In Spain and Italy the lower animals were held subject to the laws, as in France. Azpilceuta of Navarre, a renowned Spanish. canonist, asserts that rats when exorcised were ordered to depart for foreign countries, and that the obedient animals would, accordingly, march down in large bodies to the sea-coast, and thence set off by swimming in search of desert islands, where they could live and enjoy themselves, without annoyance to man. In Italy, also, processes against caterpillars and other 'small deer' were of frequent occurrence; and certain large fishes called terons, that used to break the fishermen's nets, were annually anathematised from the lakes and headlands of the north-western shores of the Mediterranean. Apropos of fishes, Maffei, the learned Jesuit, in his history of India, tells a curious story. A Portuguese ship, sailing to Brazil, fell becalmed in dangerous proximity to a large whale. The mariners, terrified by the uncouth gambols of the monster, improvised a summary process, and duly exorcised the dreaded cetacean, which, to their great relief, immediately sank to the lowest depths of ocean.
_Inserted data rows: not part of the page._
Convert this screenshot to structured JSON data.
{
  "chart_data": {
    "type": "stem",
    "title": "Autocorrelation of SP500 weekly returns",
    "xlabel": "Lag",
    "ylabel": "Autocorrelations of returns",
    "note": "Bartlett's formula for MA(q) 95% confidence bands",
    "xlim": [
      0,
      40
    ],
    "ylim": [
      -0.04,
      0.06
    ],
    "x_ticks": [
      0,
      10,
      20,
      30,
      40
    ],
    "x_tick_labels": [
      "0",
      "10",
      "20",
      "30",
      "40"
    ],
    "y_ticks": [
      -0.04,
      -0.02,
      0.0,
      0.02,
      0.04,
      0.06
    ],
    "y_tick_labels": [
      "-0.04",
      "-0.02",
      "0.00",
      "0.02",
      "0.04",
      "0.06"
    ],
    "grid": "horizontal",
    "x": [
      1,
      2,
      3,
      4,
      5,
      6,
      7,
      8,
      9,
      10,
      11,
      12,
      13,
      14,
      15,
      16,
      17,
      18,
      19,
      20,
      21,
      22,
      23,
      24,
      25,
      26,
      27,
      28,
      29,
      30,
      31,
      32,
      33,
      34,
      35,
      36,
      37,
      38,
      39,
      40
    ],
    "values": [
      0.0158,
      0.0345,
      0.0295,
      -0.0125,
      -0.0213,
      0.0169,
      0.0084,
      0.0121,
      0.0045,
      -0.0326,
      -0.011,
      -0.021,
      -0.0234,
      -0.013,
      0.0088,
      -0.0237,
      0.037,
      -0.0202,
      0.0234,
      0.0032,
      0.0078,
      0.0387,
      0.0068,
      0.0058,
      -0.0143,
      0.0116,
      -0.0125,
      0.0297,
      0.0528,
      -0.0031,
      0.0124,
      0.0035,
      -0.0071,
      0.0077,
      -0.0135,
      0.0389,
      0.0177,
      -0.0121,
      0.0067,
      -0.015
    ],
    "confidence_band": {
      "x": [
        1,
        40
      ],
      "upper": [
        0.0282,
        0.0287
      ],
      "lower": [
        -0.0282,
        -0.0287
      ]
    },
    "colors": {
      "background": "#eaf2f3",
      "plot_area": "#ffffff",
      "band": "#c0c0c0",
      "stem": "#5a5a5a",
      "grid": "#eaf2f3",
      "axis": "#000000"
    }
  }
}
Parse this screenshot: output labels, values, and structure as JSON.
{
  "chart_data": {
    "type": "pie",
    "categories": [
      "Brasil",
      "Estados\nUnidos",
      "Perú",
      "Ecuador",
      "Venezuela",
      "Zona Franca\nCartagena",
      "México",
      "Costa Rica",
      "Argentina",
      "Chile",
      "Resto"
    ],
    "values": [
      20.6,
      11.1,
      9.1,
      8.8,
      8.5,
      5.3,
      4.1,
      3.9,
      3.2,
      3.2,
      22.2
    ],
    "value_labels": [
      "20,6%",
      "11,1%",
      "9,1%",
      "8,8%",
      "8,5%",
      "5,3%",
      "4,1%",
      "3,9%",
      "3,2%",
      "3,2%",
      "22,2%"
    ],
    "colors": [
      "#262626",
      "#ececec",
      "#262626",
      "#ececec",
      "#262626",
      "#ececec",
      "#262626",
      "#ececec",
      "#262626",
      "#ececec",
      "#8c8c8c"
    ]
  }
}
THE SHREWSBURY TRIPLE FIGHT

On the 17th January 1667-8, there took place a piece of private war which, in its prompting causes, as well as the circumstances under which it was fought out, forms as vivid an illustration of the character of the age as could well be de-sired. The parties were George Villiers, Duke of Buckingham, attended by Sir Robert Holmes and Captain William Jenkins, on one side; and Francis Talbot, Earl of Shrewsbury, attended by Sir John Talbot, a gentleman of the King's Privy Chamber, and Bernard Howard, a younger son of the Earl of Arundel, on the other. Pepys, in reference to this 'duell,' as he terms it, says, it was all 'about my Lady Shrewsbury, at that time, and for a great while before, a mistress to the Duke of Buckingham; and so her husband challenged him, and they met; and my Lord Shrewsbury was run through the body, from the right breast through the shoulder; and Sir John Talbot all along up one of his arms; and Jenkins killed upon the place, and the rest all in a little measure wounded.' (Pepys's Diary, iv. 15.) A pardon under the great seal, dated on February the 5th following, was granted to all the persons concerned in this tragical affair; the result of which proved more disastrous than had at first been anticipated, for Lord Shrewsbury died in consequence of his wound, in the course of the same year. It is reported that during the fight the Countess of Shrewsbury held her lover's horse, in the dress of a page. This lady was Anna Maria Brudenell, daughter of Robert Earl of Cardigan. She survived both her gallant and her first husband, and was married, secondly, to George Rodney Brydges, of Keynsham, in Somersetshire.